Sean Michael Carroll (born October 5, 1966) is a theoretical physicist specializing in quantum mechanics, gravity, and cosmology. He is a research professor in the Walter Burke Institute for Theoretical Physics in the California Institute of Technology Department of Physics.[1] He has been a contributor to the physics blog Cosmic Variance, and has published in scientific journals such as Nature as well as other publications, including The New York Times, Sky & Telescope, and New Scientist.


He has appeared on the History Channel's The Universe, Science Channel's Through the Wormhole with Morgan Freeman, Closer to Truth (broadcast on PBS),[2] and Comedy Central's The Colbert Report.

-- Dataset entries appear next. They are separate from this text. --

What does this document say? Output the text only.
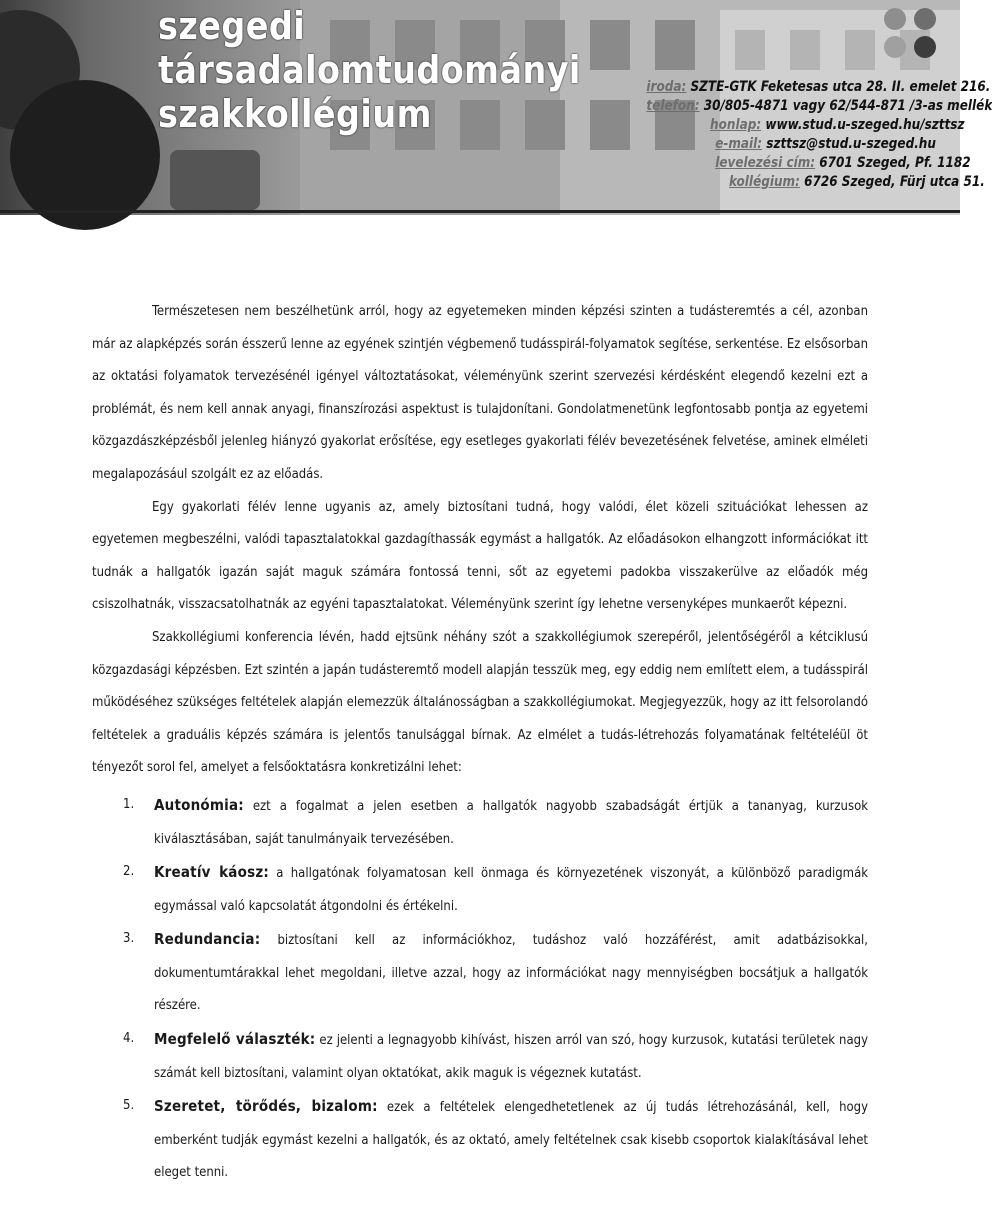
szegedi
társadalomtudományi
szakkollégium
iroda: SZTE-GTK Feketesas utca 28. II. emelet 216.
telefon: 30/805-4871 vagy 62/544-871 /3-as mellék
honlap: www.stud.u-szeged.hu/szttsz
e-mail: szttsz@stud.u-szeged.hu
levelezési cím: 6701 Szeged, Pf. 1182
kollégium: 6726 Szeged, Fürj utca 51.

Természetesen nem beszélhetünk arról, hogy az egyetemeken minden képzési szinten a tudásteremtés a cél, azonban már az alapképzés során ésszerű lenne az egyének szintjén végbemenő tudásspirál-folyamatok segítése, serkentése. Ez elsősorban az oktatási folyamatok tervezésénél igényel változtatásokat, véleményünk szerint szervezési kérdésként elegendő kezelni ezt a problémát, és nem kell annak anyagi, finanszírozási aspektust is tulajdonítani. Gondolatmenetünk legfontosabb pontja az egyetemi közgazdászképzésből jelenleg hiányzó gyakorlat erősítése, egy esetleges gyakorlati félév bevezetésének felvetése, aminek elméleti megalapozásául szolgált ez az előadás.

Egy gyakorlati félév lenne ugyanis az, amely biztosítani tudná, hogy valódi, élet közeli szituációkat lehessen az egyetemen megbeszélni, valódi tapasztalatokkal gazdagíthassák egymást a hallgatók. Az előadásokon elhangzott információkat itt tudnák a hallgatók igazán saját maguk számára fontossá tenni, sőt az egyetemi padokba visszakerülve az előadók még csiszolhatnák, visszacsatolhatnák az egyéni tapasztalatokat. Véleményünk szerint így lehetne versenyképes munkaerőt képezni.

Szakkollégiumi konferencia lévén, hadd ejtsünk néhány szót a szakkollégiumok szerepéről, jelentőségéről a kétciklusú közgazdasági képzésben. Ezt szintén a japán tudásteremtő modell alapján tesszük meg, egy eddig nem említett elem, a tudásspirál működéséhez szükséges feltételek alapján elemezzük általánosságban a szakkollégiumokat. Megjegyezzük, hogy az itt felsorolandó feltételek a graduális képzés számára is jelentős tanulsággal bírnak. Az elmélet a tudás-létrehozás folyamatának feltételéül öt tényezőt sorol fel, amelyet a felsőoktatásra konkretizálni lehet:

1. Autonómia: ezt a fogalmat a jelen esetben a hallgatók nagyobb szabadságát értjük a tananyag, kurzusok kiválasztásában, saját tanulmányaik tervezésében.
2. Kreatív káosz: a hallgatónak folyamatosan kell önmaga és környezetének viszonyát, a különböző paradigmák egymással való kapcsolatát átgondolni és értékelni.
3. Redundancia: biztosítani kell az információkhoz, tudáshoz való hozzáférést, amit adatbázisokkal, dokumentumtárakkal lehet megoldani, illetve azzal, hogy az információkat nagy mennyiségben bocsátjuk a hallgatók részére.
4. Megfelelő választék: ez jelenti a legnagyobb kihívást, hiszen arról van szó, hogy kurzusok, kutatási területek nagy számát kell biztosítani, valamint olyan oktatókat, akik maguk is végeznek kutatást.
5. Szeretet, törődés, bizalom: ezek a feltételek elengedhetetlenek az új tudás létrehozásánál, kell, hogy emberként tudják egymást kezelni a hallgatók, és az oktató, amely feltételnek csak kisebb csoportok kialakításával lehet eleget tenni.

Carroll is the author of Spacetime And Geometry, a graduate-level textbook in general relativity, and has also recorded lectures for The Great Courses on cosmology, the physics of time, and the Higgs boson.[3] He is also the author of four popular books: From Eternity to Here about the arrow of time, The Particle at the End of the Universe about the Higgs boson, The Big Picture: On the Origins of Life, Meaning, and the Universe Itself, and Something Deeply Hidden about the foundations of quantum mechanics. He began a podcast in 2018 called Mindscape, in which he interviews other experts and intellectuals on a variety of science-related topics.[4]

Prof. Carroll is the author of a recent book: Something Deeply Hidden: Quantum Worlds and the Emergence of Spacetime (2019). This book discusses the "mysteries" of quantum mechanics and is the source for the presentation material in this lecture.